The growing volume of direct experimental evidence indicating the importance of weakly populated states for the function and malfunction of proteins,26 highlights the importance of developing methods that can provide a quantitative molecular description of all sub-states present in solution. The SUPERNOVA approach addresses this central question by combining solutions to four principal difficulties that have hindered progress in the resolution of quantitative conformational sub-state populations.

Ensemble analysis of RDCs has suffered from the difficulty of predicting the physical alignment of the protein in all but the simplest cases of steric alignment.27 We bypass this problem, generating a common mathematical solution reporting on all alignments, but more importantly, providing a measure of data reproduction by the ensemble of conformers that is essential to the selection algorithm.28 Secondly, we present an approach that is demonstrably robust at manageable experimental costs, with as few as three sets of 1DNH or different peptide plane RDCs from a single medium, both achievable for a large number of proteins. Thirdly, a genetic algorithm combines members of a large ensemble of energetically viable conformers into sub-ensembles in agreement with the data,29 avoiding the unpredictable effects of combining experimental and physical terms in a hybrid force field. Finally, the structural pool is generated using an enhanced sampling approach, based on multi-level AMD simulation, in which conformational space is over-sampled following an initial comparison to experimental data. Conformers from all simulations are combined into a pool from which sub-ensembles are selected, allowing for modulation of the rugosity of the potential-energy landscape as a function of experimental data.

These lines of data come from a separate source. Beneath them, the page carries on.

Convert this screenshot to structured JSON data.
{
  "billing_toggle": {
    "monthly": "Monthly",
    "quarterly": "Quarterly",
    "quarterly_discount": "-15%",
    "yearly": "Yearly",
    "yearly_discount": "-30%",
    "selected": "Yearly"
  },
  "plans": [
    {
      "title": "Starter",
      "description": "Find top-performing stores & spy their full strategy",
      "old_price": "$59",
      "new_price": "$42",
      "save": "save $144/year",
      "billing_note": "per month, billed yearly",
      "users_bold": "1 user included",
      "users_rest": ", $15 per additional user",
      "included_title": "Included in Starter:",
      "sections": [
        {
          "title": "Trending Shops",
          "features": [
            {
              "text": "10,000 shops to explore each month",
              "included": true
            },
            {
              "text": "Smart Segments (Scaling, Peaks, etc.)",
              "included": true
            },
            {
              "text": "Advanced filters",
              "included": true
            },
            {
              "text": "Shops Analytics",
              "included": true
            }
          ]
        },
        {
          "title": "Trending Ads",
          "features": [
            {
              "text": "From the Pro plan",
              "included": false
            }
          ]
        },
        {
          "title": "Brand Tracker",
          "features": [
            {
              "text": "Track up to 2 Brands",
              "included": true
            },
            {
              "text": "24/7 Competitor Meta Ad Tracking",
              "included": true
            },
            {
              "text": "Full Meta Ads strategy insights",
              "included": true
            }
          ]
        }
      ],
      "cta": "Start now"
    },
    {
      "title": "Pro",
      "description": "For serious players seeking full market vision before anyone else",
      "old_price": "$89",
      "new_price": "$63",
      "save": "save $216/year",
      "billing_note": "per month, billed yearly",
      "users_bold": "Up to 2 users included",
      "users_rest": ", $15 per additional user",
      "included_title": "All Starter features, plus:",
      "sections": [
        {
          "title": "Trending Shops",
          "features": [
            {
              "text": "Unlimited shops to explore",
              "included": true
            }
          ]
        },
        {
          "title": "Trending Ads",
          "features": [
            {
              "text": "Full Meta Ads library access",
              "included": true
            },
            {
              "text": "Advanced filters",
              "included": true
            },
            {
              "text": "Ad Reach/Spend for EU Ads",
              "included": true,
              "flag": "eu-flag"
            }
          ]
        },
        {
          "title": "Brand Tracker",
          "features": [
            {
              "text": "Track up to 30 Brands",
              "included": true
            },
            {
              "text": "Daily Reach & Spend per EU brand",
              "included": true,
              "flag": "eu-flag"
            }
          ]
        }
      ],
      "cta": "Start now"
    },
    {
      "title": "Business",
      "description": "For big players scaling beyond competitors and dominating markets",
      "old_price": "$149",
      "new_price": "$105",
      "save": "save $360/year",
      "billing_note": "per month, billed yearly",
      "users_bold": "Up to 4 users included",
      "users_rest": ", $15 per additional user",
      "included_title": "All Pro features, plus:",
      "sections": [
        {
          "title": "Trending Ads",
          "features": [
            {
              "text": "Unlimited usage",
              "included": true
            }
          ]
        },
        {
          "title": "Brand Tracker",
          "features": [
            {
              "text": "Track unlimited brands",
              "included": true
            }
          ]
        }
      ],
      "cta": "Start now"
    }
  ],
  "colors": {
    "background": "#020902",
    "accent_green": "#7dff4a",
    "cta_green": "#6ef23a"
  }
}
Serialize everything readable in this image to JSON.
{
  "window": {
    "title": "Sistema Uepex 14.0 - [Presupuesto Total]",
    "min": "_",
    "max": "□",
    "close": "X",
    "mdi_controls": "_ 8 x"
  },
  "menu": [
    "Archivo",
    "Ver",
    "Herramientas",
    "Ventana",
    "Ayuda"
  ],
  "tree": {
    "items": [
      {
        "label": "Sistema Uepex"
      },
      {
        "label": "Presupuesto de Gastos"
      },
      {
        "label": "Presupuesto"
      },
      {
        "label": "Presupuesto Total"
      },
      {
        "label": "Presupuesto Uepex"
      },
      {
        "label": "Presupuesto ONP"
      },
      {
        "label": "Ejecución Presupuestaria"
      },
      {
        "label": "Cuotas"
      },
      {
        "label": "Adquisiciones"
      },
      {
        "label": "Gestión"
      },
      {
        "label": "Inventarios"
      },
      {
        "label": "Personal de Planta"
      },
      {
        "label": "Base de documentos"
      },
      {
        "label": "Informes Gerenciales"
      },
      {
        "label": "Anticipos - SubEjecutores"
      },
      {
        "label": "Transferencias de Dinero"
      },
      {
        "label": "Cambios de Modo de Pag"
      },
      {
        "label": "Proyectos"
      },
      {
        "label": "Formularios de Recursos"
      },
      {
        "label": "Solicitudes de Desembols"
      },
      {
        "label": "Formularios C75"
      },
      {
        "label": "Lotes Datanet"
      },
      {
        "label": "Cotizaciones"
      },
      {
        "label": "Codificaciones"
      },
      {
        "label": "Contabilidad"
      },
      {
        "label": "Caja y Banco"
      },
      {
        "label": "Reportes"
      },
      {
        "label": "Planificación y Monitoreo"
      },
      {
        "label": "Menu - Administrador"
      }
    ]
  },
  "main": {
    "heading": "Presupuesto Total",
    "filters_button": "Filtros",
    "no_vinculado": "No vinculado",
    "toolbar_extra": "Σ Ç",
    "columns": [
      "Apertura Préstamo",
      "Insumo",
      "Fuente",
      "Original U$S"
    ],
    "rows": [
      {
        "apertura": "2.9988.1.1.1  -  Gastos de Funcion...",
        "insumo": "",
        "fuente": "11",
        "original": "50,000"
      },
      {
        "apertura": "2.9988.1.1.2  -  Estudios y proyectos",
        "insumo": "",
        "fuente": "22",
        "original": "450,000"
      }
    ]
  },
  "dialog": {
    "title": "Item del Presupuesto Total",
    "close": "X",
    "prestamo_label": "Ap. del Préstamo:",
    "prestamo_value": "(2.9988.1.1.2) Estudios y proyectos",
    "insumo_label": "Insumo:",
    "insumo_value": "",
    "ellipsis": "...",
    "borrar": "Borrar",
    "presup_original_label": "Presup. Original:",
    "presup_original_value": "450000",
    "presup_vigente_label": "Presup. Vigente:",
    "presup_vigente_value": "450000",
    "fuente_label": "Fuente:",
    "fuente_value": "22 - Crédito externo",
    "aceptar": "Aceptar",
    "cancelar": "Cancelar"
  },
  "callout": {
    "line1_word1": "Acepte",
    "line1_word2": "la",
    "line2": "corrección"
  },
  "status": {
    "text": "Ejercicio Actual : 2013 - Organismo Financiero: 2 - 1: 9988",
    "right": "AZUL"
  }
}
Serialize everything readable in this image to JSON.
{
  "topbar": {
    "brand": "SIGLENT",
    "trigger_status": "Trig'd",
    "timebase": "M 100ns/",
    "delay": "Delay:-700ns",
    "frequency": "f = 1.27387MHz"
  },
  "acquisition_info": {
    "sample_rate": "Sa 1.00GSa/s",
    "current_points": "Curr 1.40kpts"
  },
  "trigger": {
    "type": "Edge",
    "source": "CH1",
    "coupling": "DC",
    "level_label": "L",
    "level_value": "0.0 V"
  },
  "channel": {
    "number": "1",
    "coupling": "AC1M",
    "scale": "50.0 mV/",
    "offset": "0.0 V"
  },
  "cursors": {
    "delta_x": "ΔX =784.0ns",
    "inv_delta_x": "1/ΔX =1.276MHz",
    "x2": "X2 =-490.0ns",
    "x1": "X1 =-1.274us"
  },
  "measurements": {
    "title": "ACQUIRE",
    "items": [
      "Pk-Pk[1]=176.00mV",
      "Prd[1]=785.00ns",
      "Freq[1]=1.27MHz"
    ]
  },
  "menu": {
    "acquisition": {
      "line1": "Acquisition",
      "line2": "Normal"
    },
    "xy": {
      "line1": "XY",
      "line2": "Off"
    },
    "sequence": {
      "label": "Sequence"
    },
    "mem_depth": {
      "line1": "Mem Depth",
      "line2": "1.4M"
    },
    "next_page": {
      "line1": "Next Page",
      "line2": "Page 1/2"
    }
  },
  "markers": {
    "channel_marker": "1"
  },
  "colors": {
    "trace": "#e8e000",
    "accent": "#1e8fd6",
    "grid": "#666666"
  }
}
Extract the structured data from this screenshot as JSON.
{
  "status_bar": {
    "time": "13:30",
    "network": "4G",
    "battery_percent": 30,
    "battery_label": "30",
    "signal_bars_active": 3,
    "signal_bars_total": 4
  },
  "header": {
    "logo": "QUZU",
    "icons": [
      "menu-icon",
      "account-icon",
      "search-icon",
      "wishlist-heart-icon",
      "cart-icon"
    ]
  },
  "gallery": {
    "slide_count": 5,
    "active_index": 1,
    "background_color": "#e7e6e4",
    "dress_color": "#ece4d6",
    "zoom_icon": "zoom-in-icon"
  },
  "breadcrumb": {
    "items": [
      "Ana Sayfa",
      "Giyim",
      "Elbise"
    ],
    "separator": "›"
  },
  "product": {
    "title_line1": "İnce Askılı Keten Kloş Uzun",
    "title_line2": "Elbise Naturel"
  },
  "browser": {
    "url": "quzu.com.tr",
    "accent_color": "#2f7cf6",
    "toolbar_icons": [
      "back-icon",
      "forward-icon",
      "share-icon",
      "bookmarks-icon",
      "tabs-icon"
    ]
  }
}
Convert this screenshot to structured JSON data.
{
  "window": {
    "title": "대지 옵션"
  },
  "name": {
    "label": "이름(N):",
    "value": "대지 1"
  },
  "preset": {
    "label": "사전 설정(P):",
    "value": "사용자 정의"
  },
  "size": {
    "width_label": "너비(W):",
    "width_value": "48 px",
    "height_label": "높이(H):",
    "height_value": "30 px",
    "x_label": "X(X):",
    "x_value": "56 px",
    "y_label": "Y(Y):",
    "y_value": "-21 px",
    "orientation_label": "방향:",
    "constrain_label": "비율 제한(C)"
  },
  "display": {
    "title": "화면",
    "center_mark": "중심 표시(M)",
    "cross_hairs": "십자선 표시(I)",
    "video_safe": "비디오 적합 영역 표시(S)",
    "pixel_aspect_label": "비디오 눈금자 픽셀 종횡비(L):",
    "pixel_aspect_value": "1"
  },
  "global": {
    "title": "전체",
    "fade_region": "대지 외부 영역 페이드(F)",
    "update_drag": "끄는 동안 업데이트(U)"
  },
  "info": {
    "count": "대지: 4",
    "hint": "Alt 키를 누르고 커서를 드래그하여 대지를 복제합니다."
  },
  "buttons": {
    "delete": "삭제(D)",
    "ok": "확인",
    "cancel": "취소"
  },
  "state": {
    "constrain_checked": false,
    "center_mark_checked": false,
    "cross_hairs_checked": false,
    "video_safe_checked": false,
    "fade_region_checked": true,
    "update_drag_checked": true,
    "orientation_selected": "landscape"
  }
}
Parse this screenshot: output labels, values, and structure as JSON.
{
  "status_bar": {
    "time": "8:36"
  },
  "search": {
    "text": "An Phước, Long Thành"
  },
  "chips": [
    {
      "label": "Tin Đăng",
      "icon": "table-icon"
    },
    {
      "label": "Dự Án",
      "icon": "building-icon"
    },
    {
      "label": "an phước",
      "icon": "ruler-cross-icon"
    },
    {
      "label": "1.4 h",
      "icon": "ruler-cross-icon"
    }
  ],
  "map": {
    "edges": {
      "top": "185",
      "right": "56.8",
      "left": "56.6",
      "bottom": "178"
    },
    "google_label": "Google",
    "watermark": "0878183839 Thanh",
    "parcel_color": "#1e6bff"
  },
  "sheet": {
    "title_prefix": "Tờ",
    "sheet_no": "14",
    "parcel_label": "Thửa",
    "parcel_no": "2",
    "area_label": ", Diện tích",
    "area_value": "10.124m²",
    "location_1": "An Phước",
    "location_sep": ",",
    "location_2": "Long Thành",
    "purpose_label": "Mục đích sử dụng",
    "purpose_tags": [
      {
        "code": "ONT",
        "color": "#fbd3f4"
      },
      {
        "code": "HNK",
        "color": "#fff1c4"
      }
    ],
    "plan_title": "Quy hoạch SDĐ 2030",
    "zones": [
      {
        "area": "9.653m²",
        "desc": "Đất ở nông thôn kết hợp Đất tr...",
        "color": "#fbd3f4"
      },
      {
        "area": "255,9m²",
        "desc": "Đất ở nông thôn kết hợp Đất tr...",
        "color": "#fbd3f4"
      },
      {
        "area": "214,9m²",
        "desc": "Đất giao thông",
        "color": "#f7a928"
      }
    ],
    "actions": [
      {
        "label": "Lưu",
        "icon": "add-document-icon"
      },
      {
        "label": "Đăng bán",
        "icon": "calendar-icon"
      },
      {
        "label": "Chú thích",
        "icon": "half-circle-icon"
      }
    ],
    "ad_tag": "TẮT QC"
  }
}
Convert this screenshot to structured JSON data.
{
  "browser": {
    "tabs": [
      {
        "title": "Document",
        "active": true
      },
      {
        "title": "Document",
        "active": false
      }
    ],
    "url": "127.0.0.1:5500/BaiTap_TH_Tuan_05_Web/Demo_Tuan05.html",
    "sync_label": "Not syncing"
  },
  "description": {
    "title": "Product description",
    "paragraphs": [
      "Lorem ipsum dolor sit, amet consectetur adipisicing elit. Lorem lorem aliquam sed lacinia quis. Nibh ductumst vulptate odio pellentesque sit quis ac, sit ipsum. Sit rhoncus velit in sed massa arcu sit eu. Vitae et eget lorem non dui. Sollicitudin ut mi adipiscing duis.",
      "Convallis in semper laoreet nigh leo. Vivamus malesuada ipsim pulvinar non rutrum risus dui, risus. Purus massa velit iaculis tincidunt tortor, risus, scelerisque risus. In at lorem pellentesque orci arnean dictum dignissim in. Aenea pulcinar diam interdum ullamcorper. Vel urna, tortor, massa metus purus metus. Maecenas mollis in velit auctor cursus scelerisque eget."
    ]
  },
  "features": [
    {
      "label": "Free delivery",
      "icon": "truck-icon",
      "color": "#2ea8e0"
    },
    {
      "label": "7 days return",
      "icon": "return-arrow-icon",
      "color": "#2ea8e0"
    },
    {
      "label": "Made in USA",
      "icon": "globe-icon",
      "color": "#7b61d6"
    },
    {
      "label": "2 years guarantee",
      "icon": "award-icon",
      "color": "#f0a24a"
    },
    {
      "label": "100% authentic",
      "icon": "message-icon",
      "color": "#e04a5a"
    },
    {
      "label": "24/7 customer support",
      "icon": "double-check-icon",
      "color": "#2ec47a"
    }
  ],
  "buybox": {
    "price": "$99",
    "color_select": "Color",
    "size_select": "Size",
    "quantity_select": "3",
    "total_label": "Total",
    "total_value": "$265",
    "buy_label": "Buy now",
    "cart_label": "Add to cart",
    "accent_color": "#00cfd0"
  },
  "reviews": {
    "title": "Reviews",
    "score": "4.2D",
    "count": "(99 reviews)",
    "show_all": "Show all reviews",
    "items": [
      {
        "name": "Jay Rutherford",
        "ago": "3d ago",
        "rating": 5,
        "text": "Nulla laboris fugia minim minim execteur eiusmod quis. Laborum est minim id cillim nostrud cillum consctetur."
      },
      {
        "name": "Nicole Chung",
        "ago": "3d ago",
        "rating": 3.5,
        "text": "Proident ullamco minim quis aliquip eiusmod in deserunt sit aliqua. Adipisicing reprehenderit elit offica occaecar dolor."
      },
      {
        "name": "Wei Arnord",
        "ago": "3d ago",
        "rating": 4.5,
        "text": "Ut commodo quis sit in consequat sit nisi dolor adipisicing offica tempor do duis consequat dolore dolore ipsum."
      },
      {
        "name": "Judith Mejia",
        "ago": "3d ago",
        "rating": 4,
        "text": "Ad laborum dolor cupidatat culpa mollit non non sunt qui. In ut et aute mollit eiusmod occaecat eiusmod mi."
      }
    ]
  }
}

SUPERNOVA remains accurate in the presence of relatively sparse experimental data, allowing the application of cross-validation procedures that demonstrate its predictive power. Crucially, the limits of the resolution of each experimental dynamic description can be readily established a posteriori, using MC noise-based analyses as shown in the application to SH3C from CD2AP. In this case SUPERNOVA identifies the presence of motions in the nanosecond to millisecond range, in three surface loops, two of which are involved in recognition of physiological partners.24 Future comparison of slow dynamic interconversion between sub-states in the free form of the protein with those present in physiological complexes will provide fascinating insight into their role in molecular recognition.

In conclusion, the combination of RDCs with innovative approaches to the efficient sampling of conformational space and specifically designed ensemble selection, provides access to dynamic averaging occurring on timescales extending from the picosecond to the millisecond. RDCs characterize the presence of dynamics on an amino-acid-specific basis, whereas AMD and ensemble matching map these motions within the accessible conformational space. This combination is predictive of independent experimental data, and provides a significantly better description of protein dynamics than static or alternative dynamic descriptions. The method is shown to provide statistically meaningful ensemble descriptions of protein motions, and is viable using experimental NMR measurements that are accessible for a large population of soluble proteins, ensuring a broad applicability of the approach to the study of physiologically relevant protein dynamics.